Suppose Alice has bitcoins and wants to send them with maximal privacy, so she creates a special kind of transaction. For anyone looking at the blockchain her transaction appears completely normal with her coins seemingly going from bitcoin address A to address B. But in reality her coins end up in address Z which is entirely unconnected to either A or B.
Now imagine another user, Carol, who isn’t too bothered by privacy and sends her bitcoin using a regular wallet. But because Carol’s transaction looks exactly the same as Alice’s, anybody analyzing the blockchain must now deal with the possibility that Carol’s transaction actually sent her coins to a totally unconnected address. So Carol’s privacy is improved even though she didn’t change her behaviour, and perhaps had never even heard of this software.
In a world where advertisers, social media and other companies want to collect all of Alice’s and Carol’s data, such privacy improvement would be incredibly valuable. And also the doubt added to every transaction would greatly boost the fungibility of bitcoin and so make it a better form of money.
This undetectable privacy can be developed today by implementing CoinSwap. The software could be standalone as a kind of bitcoin mixing app, but it could also be a library that existing wallets can implement allowing their users to send Bitcoin transactions with much greater privacy.
For the last few months I’ve been working on implementing this project, and recently reached another milestone: Multi-hop CoinSwaps.
In the original CoinSwap design there would be only two peers involved, that meant if your wallet did a CoinSwap the other party knew exactly where your coins went. They were a single point of failure in privacy. Multi-hop CoinSwap is where the user routes their coins of multiple CoinSwap peers, and all of them need to collude in order to figure out the final source and destination of the coins.

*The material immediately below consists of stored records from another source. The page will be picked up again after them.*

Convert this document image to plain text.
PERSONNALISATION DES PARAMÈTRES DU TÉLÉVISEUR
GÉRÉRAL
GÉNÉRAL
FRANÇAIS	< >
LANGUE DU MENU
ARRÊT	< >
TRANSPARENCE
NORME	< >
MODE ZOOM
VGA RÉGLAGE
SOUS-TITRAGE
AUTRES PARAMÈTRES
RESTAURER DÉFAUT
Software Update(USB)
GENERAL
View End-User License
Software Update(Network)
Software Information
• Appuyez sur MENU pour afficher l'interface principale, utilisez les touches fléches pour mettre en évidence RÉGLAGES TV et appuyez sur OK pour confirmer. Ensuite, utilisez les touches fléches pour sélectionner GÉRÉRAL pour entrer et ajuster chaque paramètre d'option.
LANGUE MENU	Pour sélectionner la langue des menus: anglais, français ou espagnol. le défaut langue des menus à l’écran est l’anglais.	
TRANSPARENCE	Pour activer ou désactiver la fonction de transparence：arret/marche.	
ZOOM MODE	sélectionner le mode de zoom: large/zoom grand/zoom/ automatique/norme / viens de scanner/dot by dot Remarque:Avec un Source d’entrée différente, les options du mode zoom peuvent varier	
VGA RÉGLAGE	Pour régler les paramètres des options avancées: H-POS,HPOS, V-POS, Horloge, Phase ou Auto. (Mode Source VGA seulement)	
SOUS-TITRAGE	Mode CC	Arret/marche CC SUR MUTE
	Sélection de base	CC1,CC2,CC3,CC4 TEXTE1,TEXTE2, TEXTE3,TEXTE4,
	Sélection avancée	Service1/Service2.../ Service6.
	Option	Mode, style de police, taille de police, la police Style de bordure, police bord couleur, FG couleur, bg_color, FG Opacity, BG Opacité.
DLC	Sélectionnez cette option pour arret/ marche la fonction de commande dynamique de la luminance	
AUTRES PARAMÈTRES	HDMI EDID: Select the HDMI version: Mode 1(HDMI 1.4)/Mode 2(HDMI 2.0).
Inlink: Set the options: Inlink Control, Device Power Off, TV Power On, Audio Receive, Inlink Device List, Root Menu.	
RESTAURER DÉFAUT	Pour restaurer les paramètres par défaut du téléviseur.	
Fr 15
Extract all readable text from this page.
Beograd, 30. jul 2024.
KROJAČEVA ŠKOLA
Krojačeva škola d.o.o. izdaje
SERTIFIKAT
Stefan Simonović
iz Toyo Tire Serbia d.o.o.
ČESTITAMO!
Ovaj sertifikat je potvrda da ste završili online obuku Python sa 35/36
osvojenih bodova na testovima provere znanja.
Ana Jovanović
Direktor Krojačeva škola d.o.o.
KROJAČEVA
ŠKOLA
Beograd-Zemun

Just for fun I created a 5-hop CoinSwap on testnet. Each hop has 3 individual transactions:
Taker’s outgoing transactions:
First maker funding transactions:
Second maker funding transactions:
Third maker funding transactions:
Fourth maker funding transactions (also taker’s incoming transactions): https://blockstream.info/testnet/tx/8fde61974a4e0801ae5b76b620e2effd6c837310c1bd76d738216451ae1226e3,
These transactions don’t look particularly special (which is the point), but they are CoinSwaps. Following the CoinSwap protocol, those coins are transferred off-chain to the next market maker. Even though the coin are unspent at the time of writing, they are unilaterally controlled by the other party.
The user created a CoinSwap for 0.05 tBTC in this case (but it could have been any amount), and out the other side they got the same amount of coins (minus a fee) entirely disconnected to their initial coins. The fee goes to the makers which provides them an incentive to cooperate to improve privacy, and also gets spent on miner fees.
From the point of view of someone just passively observing the blockchain, a single-hop CoinSwap is as private as a multi-hop CoinSwap, so I suspect in practice most users will just create 1-hop or 2-hop CoinSwaps.
These example CoinSwaps have a visible 2-of-2 multisig address. But the plan is to later use a protocol called ECDSA-2P which allows us to create 2-of-2 multisig addresses that look the same as regular single-signature addresses. This allows CoinSwaps to blend in with the rest of the bitcoin transactions out there. Even the legacy p2pkh addresses starting with 1 can be CoinSwap addresses.
CoinSwap is the next generation of bitcoin on-chain privacy tech. It improves on CoinJoin because it breaks the transaction graph, and even improves the privacy of people who don’t use it. CoinSwap also uses less block space for the same privacy and therefore is cheaper in miner fees.